Frequency-response-wise, the bass rolls off below about 70 Hz, and has a somewhat annoying bump above. I’m not inherently against this – recently, the Kinera Freya did something kind of similar (but much better), and I rather enjoyed that.
Unfortunately, the bass here is both totally lacking in slam and dynamics, and is rather muddy to boot.
You truly get the worst of both worlds. Many budget IEMs have slow, flabby bass, but at least those IEMs have slam down there, lending a sense of weight to basslines and kick drums, if not a sense of pace.
But the X49 has neither – its bass is limp, boring, lifeless, and so unenjoyable. Listening to techno or electronic dance music on these IEMs is a truly depressing experience.
Because of its lack of bass and (as we shall see) lack of treble extension, the X49 does indeed sound very mid-rangey, which for me is almost a good thing. I do like my audio products to be somewhat mid-forward, it’s true – the midrange is where all the magic happens, after all, where all the instruments are!
The peak is no big deal, actually – to the point that I didn’t actually hear it in my casual listening, only when checking the frequency response in more detail via sine sweep. It’s not particularly annoying or out-of-place.
What is annoying is that hole in the middle of the midrange! It really sucks the life out of everything, making it sound – again (am I starting to sound like a broken record here?) – dull and boring. It makes everything sound a bit cuppy, too.
A tuning like this still isn’t unforgivable, and in fact, one of my favorite headphones is tuned sort of like this; the Audio-Technica ATH-AD2000 has a similar hole in the middle of the midrange. But that headphone has slam and articulation, while the X49 has none, and that makes all the difference.
As I said, the X49 isn’t super heavy on the treble or the bass. The treble is pretty much completely unexceptional – it’s pulled pretty far back, meaning things like cymbals are not going to be in focus really at all.
There’s no sparkle, either – it’s just a kind of dull haze up there. Despite that, I still do occasionally get a slight sense of peakiness or sibilance – but as soon as I hear it, it’s gone.
So, while I wouldn’t say the treble is particularly problematic, it’s not good in any way either – just mostly unobtrusive.

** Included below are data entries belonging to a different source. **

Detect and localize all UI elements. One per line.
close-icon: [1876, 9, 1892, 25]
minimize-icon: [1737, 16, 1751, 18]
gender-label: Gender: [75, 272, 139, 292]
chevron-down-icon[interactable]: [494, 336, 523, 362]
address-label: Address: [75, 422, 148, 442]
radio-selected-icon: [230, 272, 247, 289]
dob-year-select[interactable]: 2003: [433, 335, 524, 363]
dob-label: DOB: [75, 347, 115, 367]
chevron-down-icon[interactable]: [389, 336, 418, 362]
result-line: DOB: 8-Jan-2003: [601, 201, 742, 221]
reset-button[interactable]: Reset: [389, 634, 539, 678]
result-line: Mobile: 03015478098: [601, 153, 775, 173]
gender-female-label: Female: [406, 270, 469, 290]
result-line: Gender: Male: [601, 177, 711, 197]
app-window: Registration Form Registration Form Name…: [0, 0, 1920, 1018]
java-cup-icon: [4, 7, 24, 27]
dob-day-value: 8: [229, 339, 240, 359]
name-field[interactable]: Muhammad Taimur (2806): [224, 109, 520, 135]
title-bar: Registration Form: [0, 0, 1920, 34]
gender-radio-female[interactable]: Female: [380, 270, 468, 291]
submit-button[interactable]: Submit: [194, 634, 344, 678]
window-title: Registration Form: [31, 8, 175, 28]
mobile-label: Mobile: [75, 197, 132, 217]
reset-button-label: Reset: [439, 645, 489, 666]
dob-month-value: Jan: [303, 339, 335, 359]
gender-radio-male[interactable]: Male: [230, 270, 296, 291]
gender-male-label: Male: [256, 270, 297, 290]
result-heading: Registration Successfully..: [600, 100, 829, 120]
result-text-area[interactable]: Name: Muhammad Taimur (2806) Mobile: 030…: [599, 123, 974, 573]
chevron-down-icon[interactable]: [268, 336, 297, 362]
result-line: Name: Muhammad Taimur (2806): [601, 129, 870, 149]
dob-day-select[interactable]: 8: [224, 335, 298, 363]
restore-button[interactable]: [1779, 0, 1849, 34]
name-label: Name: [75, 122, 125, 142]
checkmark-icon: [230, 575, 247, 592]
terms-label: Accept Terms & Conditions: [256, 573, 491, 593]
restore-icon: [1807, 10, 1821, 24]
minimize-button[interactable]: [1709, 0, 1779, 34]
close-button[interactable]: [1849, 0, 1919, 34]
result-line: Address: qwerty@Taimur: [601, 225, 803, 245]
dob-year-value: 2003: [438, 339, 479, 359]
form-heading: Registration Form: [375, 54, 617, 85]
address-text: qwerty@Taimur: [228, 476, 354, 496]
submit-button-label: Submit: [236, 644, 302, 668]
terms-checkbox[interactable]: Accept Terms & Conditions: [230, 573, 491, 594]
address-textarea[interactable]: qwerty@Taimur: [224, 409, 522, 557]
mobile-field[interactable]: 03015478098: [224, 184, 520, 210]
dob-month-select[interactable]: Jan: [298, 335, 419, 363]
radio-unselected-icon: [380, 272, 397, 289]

Soundstage, Imaging, and Resolution
I do want to cover the soundstage and resolution capabilities of the X49, as I believe both are worthy of some note.
The resolution, I think, might be slightly above average for USD$17. Don’t quote me on that, but I do find myself hearing things that I don’t imagine I would typically hear on a USD$17 pair of IEMs. It’d be dismal for any IEM above USD$50, but again, for its price, it’s good enough.
The soundstaging, on the other hand, is quite dismal, and below expectations. Bullet-shaped IEMs are kind of known for having subpar, very “inside-of-head” imaging – take the Etymotic ER4’s, which are known for having a somewhat small, flat soundstage.
The X49 is worse even than that. Because of the design, and in part the frequency response, the imaging is vague, blurred, and the soundstage is quite constricted. It’s not that there’s no left-right separation, but…just trust me, it’s not very good.
And there you have it! The NiceHCK X49 is a truly uninspired product, but then again, what could we truly call “inspired” at the USD$17 price point?
Yes, we do have to contend with the reality of the pricing here, if only for a moment. But I still don’t think I’d recommend the X49, preferring instead to recommend something like the cheaper Sony MH755 or the slightly more expensive BLON BL-03. Or, a host of alternatives by manufacturer KZ.
These earphones are not going to be perfect, but they’ll offer a more even tuning and a more lively representation of transients than the X49.
If you are truly looking for a warm, blunted, slightly dull-sounding IEM for USD$17, though, step right up. I’m not judging.
I have read elsewhere that the X49 sounds, to some, as good as a USD$70 earphone. I am not sure what these people were hearing, but it is certainly not the same product as mine. The X49 sounds just about right for its USD$17 price.